About
The current Internet is strictly dependent from
the same protocol (BGP), largely deployed in millions of routers, yet
being extremely weak against a number of attacks, the most frequent and
dangerous ones being routing attacks. Additionally, the single way to
achieve a reliable interconnection at the Internet edges under BGP is to
intensively tweak its parameters, operations that undermine the overall
Internet resiliency and poses important scalability problems (huge
routing tables and routing instabilities).
The TAVRI project proposes a rather simple
Internet routing principle yet extremely revolutionary that can unblock
the development of advanced services in a secure and resilient future
Internet. Our will is to define a solution that is totally transparent
to BGP while allowing its partial replacement, especially at the transit
core of the Internet.
The framework is that of Transit-Edge
hierarchical routing, through which we pass from a flat Internet routing to a
2-level hierarchical routing, between edge networks from on hand and
between transit network from the other hand. Transit-Edge routing
separation represents the key brick toward a far more resilient and
secure Internet, tackling the resiliency and security aspects from the
more essential direction that underfund the Internet infrastructure: the
routing principle.
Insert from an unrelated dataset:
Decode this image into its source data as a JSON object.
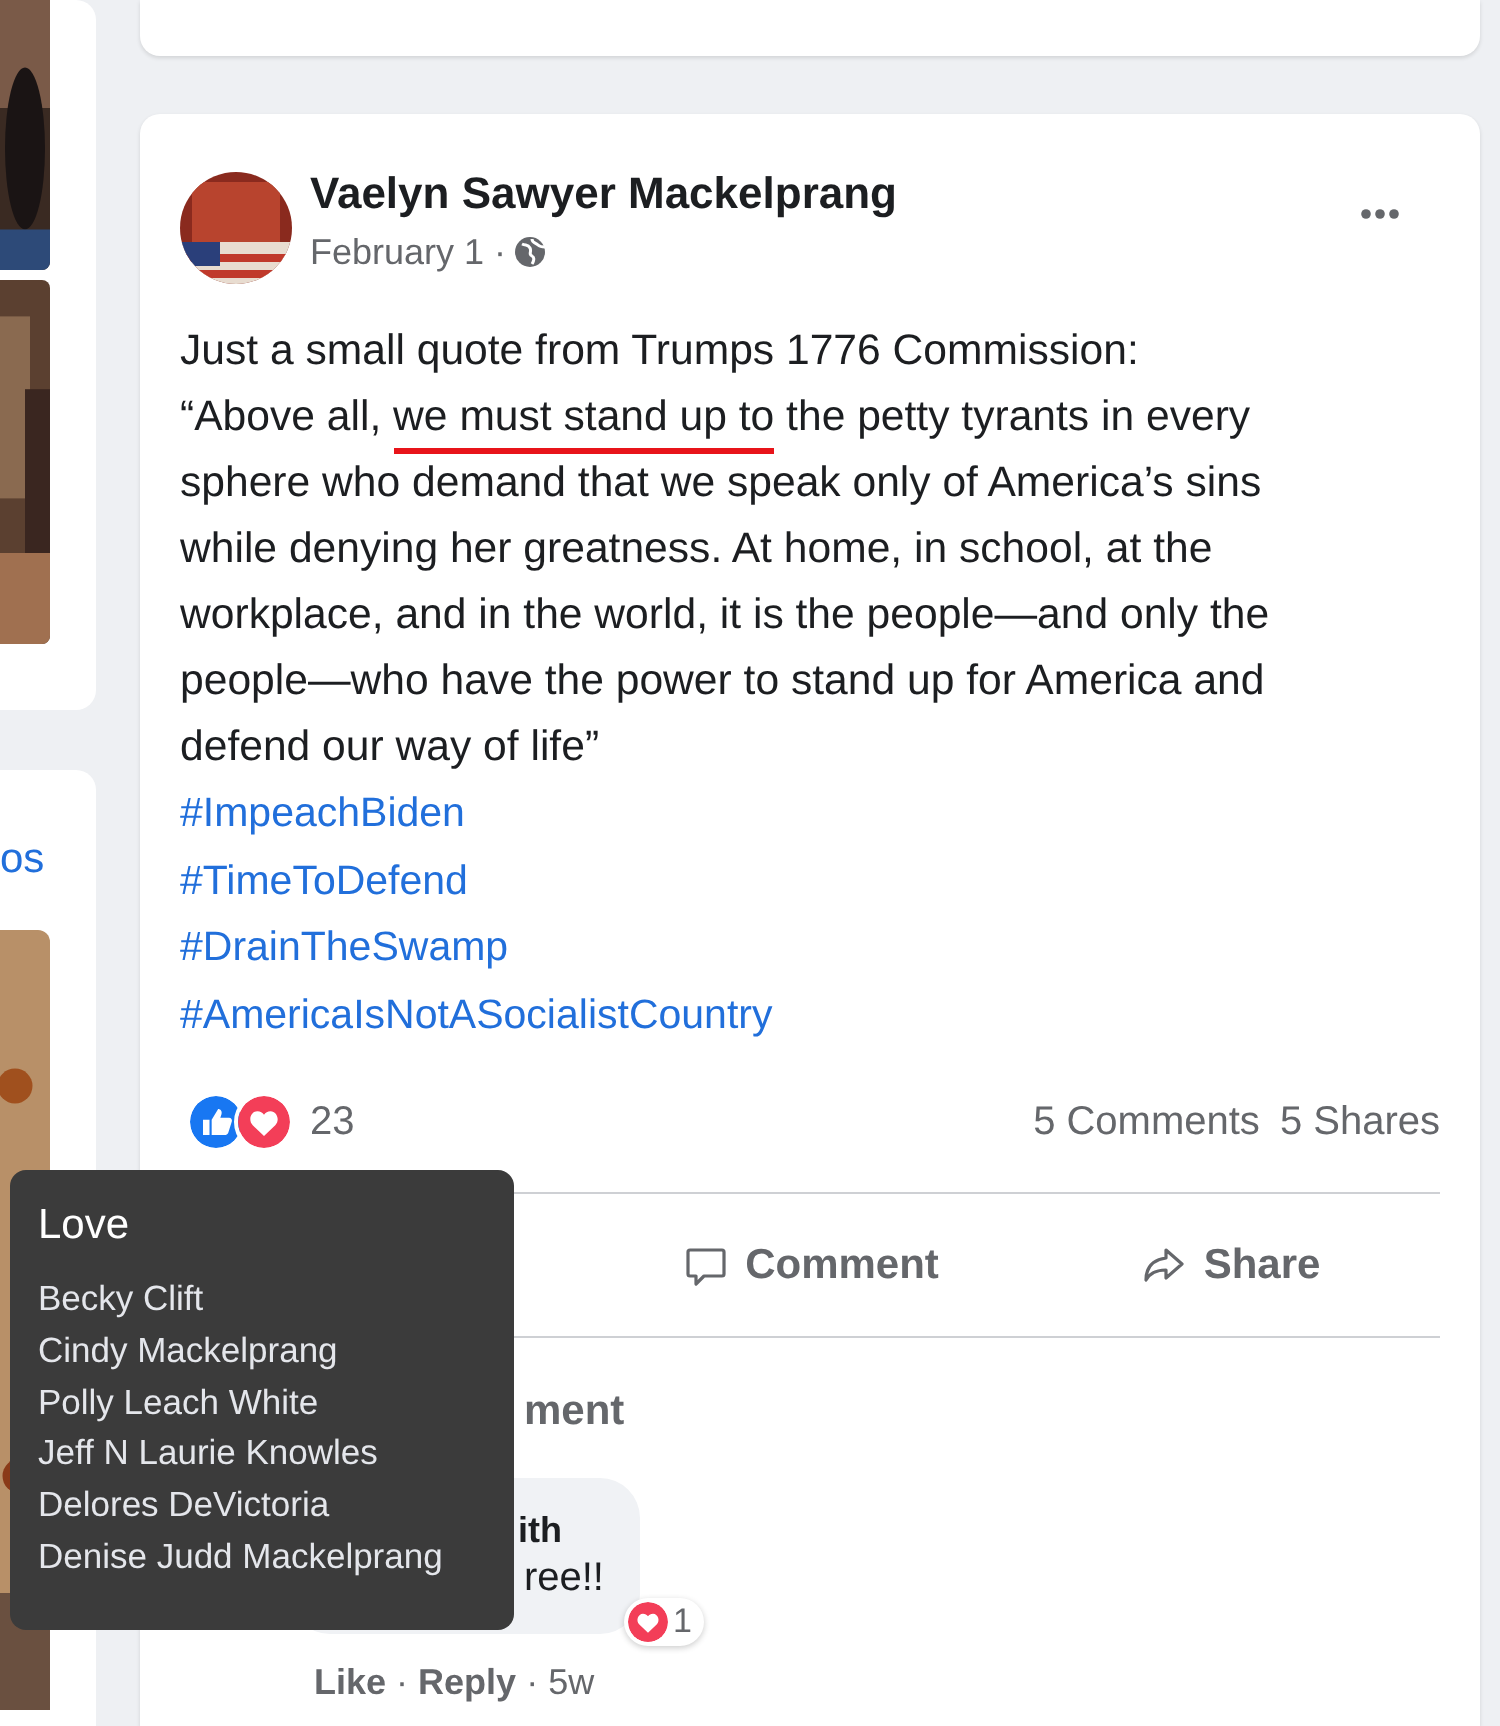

The idea is to apply basic mailing principles to
Internet routing: as a mailbox can potentially leave the post network at
many post offices, a packet can reach the destination network passing
through many routing locators; as routing among post offices is much
more resilient and fast than from the post office to the destination
address, the traffic can be better aggregated and engineered in the
Internet transit core. The TAVRI project work towards the
definition of resilient protocols and traffic engineering solutions
appropriate to this future context.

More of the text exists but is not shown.